Der Klang eines Tages

Vogelgezwitscher, Glockengeläute, Nachtstille: Lesen und hören Sie hier den Klang Deutschlands.

Ob Vogelgezwitscher, Glockengeläut oder nächtliche Stille: Deutschland bietet eine große Bandbreite an unterschiedlichen Klängen. Wir verraten, wie sich ein Tag in Deutschland anhört.

Dawn-Chor

Wer früh aufsteht, kann den Tag mit Vogelgezwitscher beginnen – besonders von Ende April bis Anfang Juni, wenn besonders viele verschiedene Vogelarten zu hören sind. Und das gilt sogar in Städten. Die ersten beginnen etwa 80 Minuten vor Sonnenaufgang zu singen – Frühaufsteher wie der Hausrotschwanz. Zu ihnen gesellen sich nach und nach andere Arten wie der Kuckuck und das Rotkehlchen. Eine Viertelstunde vor Sonnenaufgang stimmen der Star und der Buchfink in den Chor ein.

Wenn die Glocken läuten

Auch das Glockengeläut gehört zum Klangteppich Deutschlands. Ein hörenswertes Glockenspielkonzert findet im Neuen Rathaus in München statt. Das ganze Jahr über spielen die 43 Glocken täglich um 11 und 12 Uhr sowie von März bis Oktober um 17 Uhr unterschiedliche Melodien.

Glockenspiele sind auch zu hören, wenn Kirchen ihre Glocken läuten, um ihre Gemeinden zu einem Gottesdienst zu rufen. Dies unterscheidet sich vom Stundenschlag, bei dem die Glocke geschlagen und nicht geschwungen wird. Vielerorts wird auf diese Weise die Uhrzeit angesagt, teilweise sogar nachts.

Ein Gong, um die Neuigkeiten zu verkünden

Wenn um Punkt 20 Uhr der „tagesschau“-Gong ertönt, ist es Zeit für Deutschlands beliebteste TV-Nachrichtensendung. Im Jahr 2020 schalteten jeden Abend durchschnittlich 11,78 Millionen Menschen ein, um die Hauptnachrichten um 20 Uhr zu sehen. Sollten Sie die Live-Übertragung verpassen, können Sie diese natürlich auch nachträglich online ansehen.

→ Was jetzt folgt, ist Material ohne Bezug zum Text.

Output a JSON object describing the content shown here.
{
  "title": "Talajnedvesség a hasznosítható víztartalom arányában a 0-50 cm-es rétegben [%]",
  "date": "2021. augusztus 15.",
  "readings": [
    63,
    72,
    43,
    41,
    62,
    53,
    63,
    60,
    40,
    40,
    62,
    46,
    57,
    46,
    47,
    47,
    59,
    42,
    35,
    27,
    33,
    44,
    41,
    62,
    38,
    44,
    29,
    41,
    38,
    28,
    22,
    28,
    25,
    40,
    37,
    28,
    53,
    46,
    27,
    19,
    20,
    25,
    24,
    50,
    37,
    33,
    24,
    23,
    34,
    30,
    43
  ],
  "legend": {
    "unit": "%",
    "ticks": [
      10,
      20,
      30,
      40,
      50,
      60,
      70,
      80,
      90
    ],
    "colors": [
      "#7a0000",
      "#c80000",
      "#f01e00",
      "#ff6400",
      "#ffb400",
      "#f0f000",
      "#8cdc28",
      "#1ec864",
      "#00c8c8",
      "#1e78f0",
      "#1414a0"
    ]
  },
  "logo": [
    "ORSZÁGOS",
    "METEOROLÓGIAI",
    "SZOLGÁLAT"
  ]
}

Seine Themenmusik ist Teil der „Hammond-Fantasie“ des deutschen Komponisten Hans Carste.

Und dann: Ruhe und Frieden

Deutschland ist bekannt für seine strengen Regeln und Vorschriften. Kein Wunder also, dass es eine Regel gibt, ab der abends Ruhe herrscht. Von 22.00 Uhr bis 06.00 Uhr muss in ganz Deutschland die „Nachtruhe“ eingehalten werden. Es gibt jedoch Ausnahmen: Die Lärmschutzbestimmungen werden zum Beispiel während Fußballweltmeisterschaften besonders gelockert, damit die Zuschauer bei den öffentlich übertragenen Abendspielen nach Herzenslust jubeln und feiern können.